L’affaire prend une nouvelle dimension sur la Côte d’Opale. Après la mise en examen d’un professeur de sport soupçonné de viols, d’agressions sexuelles et de corruption de mineurs, un deuxième homme est désormais poursuivi dans le cadre de cette même enquête. Il est soupçonné de ne pas avoir dénoncé des crimes dont il aurait eu connaissance.
UNE PREMIÈRE VICTIME DONNE L’ALERTE
Tout commence le 25 mai 2026, lorsqu’une jeune femme contacte la Plateforme numérique d’accompagnement des victimes (PNAV).
Elle évoque des faits particulièrement graves qu’elle affirme avoir subis alors qu’elle était mineure. Selon ses déclarations, son professeur de sport serait ensuite devenu son entraîneur sportif.
Les faits dénoncés auraient été commis dans le Montreuillois, sur une période allant de ses 13 à ses 25 ans.
Les enquêteurs vont rapidement élargir leurs investigations. Au fil des auditions et des vérifications, six autres victimes potentielles sont identifiées.

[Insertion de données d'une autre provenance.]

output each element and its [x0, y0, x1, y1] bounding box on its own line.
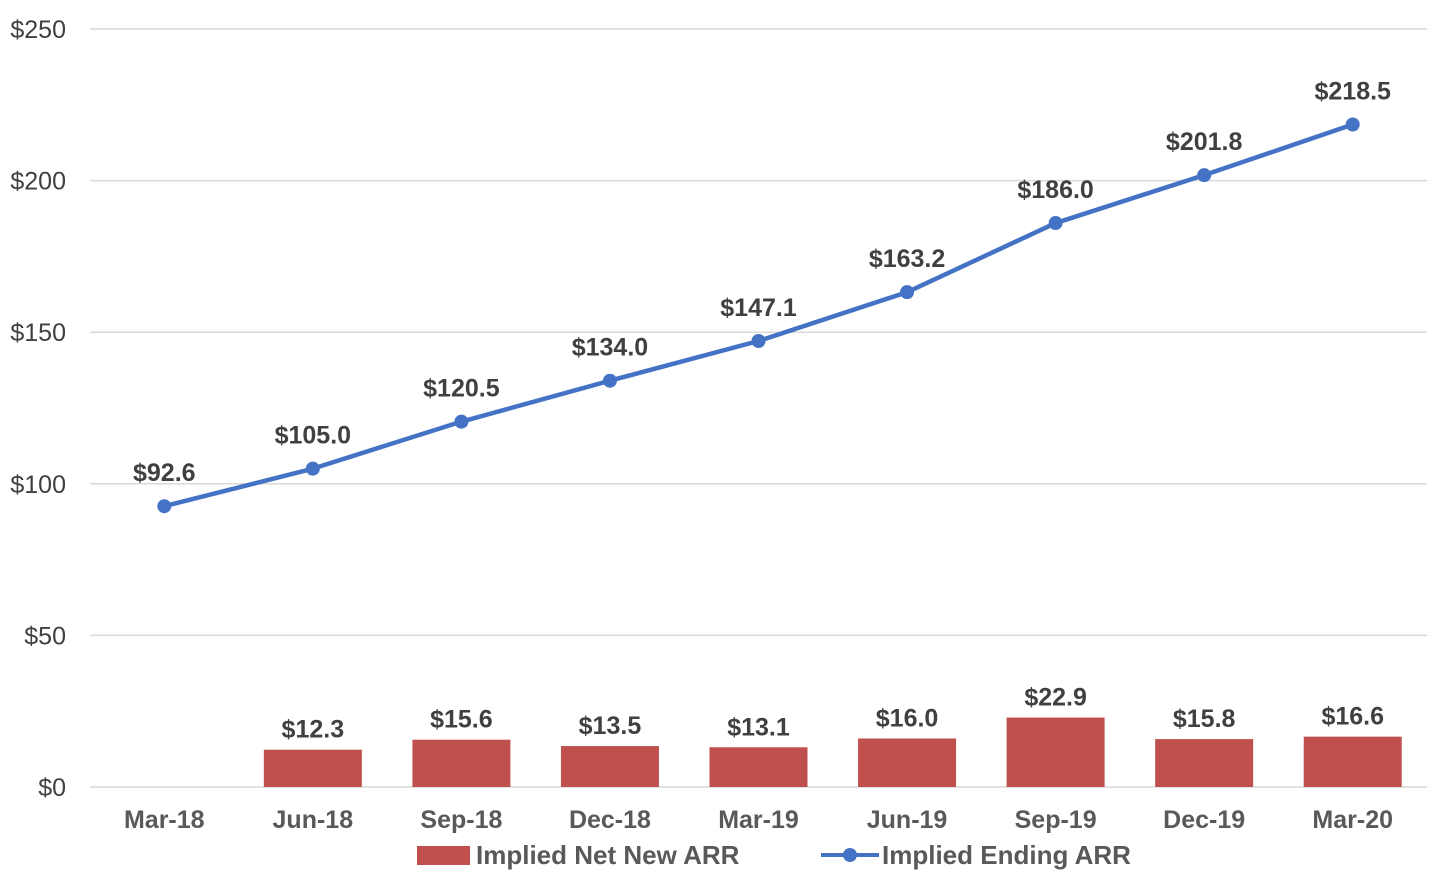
bar-Mar-20	[1303, 736, 1402, 787]
line-label-Sep-19: $186.0	[1017, 176, 1093, 204]
line-point-Mar-20	[1345, 117, 1360, 132]
x-tick-label: Sep-18	[420, 806, 502, 834]
x-tick-label: Dec-18	[569, 806, 651, 834]
line-label-Jun-19: $163.2	[869, 245, 945, 273]
legend-item-ending-arr: Implied Ending ARR	[821, 840, 1131, 870]
legend-swatch-net-new-arr	[417, 846, 470, 865]
line-point-Mar-18	[157, 499, 172, 514]
line-label-Jun-18: $105.0	[275, 422, 351, 450]
line-label-Dec-19: $201.8	[1166, 128, 1243, 156]
net-new-arr-bars	[263, 717, 1402, 787]
bar-label-Dec-18: $13.5	[579, 712, 642, 740]
x-tick-label: Mar-20	[1312, 806, 1393, 834]
x-tick-label: Sep-19	[1015, 806, 1097, 834]
legend-label-ending-arr: Implied Ending ARR	[882, 840, 1131, 870]
x-axis-ticks: Mar-18 Jun-18 Sep-18 Dec-18 Mar-19 Jun-19 Sep-…	[124, 806, 1393, 834]
y-tick-label: $150	[10, 319, 66, 347]
y-axis-ticks: $0 $50 $100 $150 $200 $250	[10, 16, 66, 802]
bar-label-Mar-20: $16.6	[1321, 703, 1384, 731]
bar-Sep-18	[412, 739, 511, 787]
bar-label-Jun-19: $16.0	[876, 704, 939, 732]
bar-Sep-19	[1006, 717, 1105, 787]
bar-Jun-19	[858, 738, 957, 787]
x-tick-label: Dec-19	[1163, 806, 1245, 834]
y-tick-label: $200	[10, 168, 66, 196]
line-label-Sep-18: $120.5	[423, 375, 500, 403]
y-tick-label: $0	[38, 774, 66, 802]
legend-label-net-new-arr: Implied Net New ARR	[476, 840, 740, 870]
x-tick-label: Jun-18	[273, 806, 354, 834]
bar-Mar-19	[709, 747, 808, 787]
x-tick-label: Jun-19	[867, 806, 948, 834]
bar-Jun-18	[263, 749, 362, 787]
line-point-Dec-19	[1197, 168, 1212, 183]
y-tick-label: $100	[10, 471, 66, 499]
bar-label-Mar-19: $13.1	[727, 713, 790, 741]
line-label-Mar-18: $92.6	[133, 459, 196, 487]
legend-marker-ending-arr	[843, 848, 857, 862]
bar-Dec-19	[1155, 739, 1254, 787]
y-tick-label: $250	[10, 16, 66, 44]
line-point-Sep-19	[1048, 216, 1063, 231]
legend-item-net-new-arr: Implied Net New ARR	[417, 840, 740, 870]
line-point-Jun-19	[900, 285, 915, 300]
bar-label-Sep-18: $15.6	[430, 706, 493, 734]
line-point-Sep-18	[454, 414, 469, 429]
bar-Dec-18	[560, 746, 659, 787]
bar-label-Jun-18: $12.3	[282, 716, 345, 744]
line-point-Mar-19	[751, 333, 766, 348]
line-label-Dec-18: $134.0	[572, 334, 648, 362]
legend: Implied Net New ARR Implied Ending ARR	[417, 840, 1131, 870]
y-tick-label: $50	[24, 622, 66, 650]
ending-arr-line	[157, 117, 1360, 514]
bar-label-Dec-19: $15.8	[1173, 705, 1236, 733]
line-label-Mar-20: $218.5	[1314, 78, 1391, 106]
x-tick-label: Mar-18	[124, 806, 205, 834]
data-labels: $12.3 $15.6 $13.5 $13.1 $16.0 $22.9 $15.8 $16.6…	[133, 78, 1391, 744]
line-point-Dec-18	[602, 373, 617, 388]
x-tick-label: Mar-19	[718, 806, 799, 834]
bar-label-Sep-19: $22.9	[1024, 684, 1087, 712]
line-label-Mar-19: $147.1	[720, 294, 797, 322]
line-point-Jun-18	[305, 461, 320, 476]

Selon les éléments communiqués par la procureure de la République de Boulogne-sur-Mer, Cécile Gressier, les investigations portent notamment sur des faits d’agressions sexuelles et de corruption de mineurs qui auraient été commis entre 2007 et 2026.
LE PROFESSEUR PLACÉ EN DÉTENTION PROVISOIRE
L’enquête conduit les gendarmes jusqu’au principal suspect.
Le 10 juin 2026, l’enseignant est placé en garde à vue. Les investigations portent notamment sur des soupçons de viols sur mineurs de moins de 15 ans, de viols commis par une personne ayant autorité sur la victime, ainsi que sur des agressions sexuelles et des faits de corruption de mineurs.
Les enquêteurs s’intéressent également à la possible détention d’images ou de représentations pornographiques mettant en scène des mineurs.
Après sa garde à vue, l’homme est présenté à un juge d’instruction le 12 juin, dans le cadre de l’ouverture d’une information judiciaire.
Il est alors mis en examen conformément aux réquisitions du parquet, puis placé en détention provisoire par le juge des libertés et de la détention.
S’il était reconnu coupable des faits qui lui sont reprochés, il pourrait encourir jusqu’à 20 ans de réclusion criminelle.
UN DEUXIÈME SUSPECT DANS LE VISEUR DE LA JUSTICE
Mais l’enquête ne s’arrête pas au professeur.
L’homme mis en cause exerçait également une activité d’encadrement sportif auprès de jeunes au sein d’un club de la Côte d’Opale.
Cette dimension sportive va conduire les enquêteurs à s’intéresser à l’entourage et à la hiérarchie de l’enseignant.
Le président de la ligue sportive régionale dans laquelle intervenait le professeur est à son tour inquiété par la justice.
Il a été présenté au parquet dans le cadre de soupçons de non-dénonciation de crimes.
Le responsable sportif a lui aussi été mis en examen par le juge d’instruction.
Contrairement au professeur, il n’a pas été placé en détention. Il a été laissé libre sous contrôle judiciaire.
Pour les faits qui lui sont reprochés, il encourt jusqu’à trois ans d’emprisonnement.
QUE SAVAIT-IL ET À QUEL MOMENT ?
C’est désormais l’un des enjeux majeurs de l’information judiciaire.
Les investigations devront notamment déterminer ce que le responsable sportif savait réellement, à quel moment il aurait pu en avoir connaissance et quelles démarches il aurait éventuellement entreprises.
La justice devra également établir avec précision la chronologie des événements et déterminer si d’autres personnes auraient pu être informées de situations susceptibles de constituer des infractions.
À ce stade, la mise en examen ne constitue pas une déclaration de culpabilité.
L’ENQUÊTE POURRAIT ENCORE ÉVOLUER
Placée sous l’autorité du juge d’instruction, l’enquête se poursuit.
Les enquêteurs devront notamment poursuivre les auditions des victimes et témoins potentiels, confronter les différents témoignages et rechercher d’éventuels nouveaux éléments permettant de comprendre précisément le déroulement des faits dénoncés.
L’existence d’autres victimes potentielles devra également être déterminée.
De son côté, l’Éducation nationale a suspendu l’enseignant dès le mois de juin, après avoir été alertée par les services de gendarmerie.
Une affaire qui pourrait donc encore connaître de nouveaux développements dans les prochaines semaines.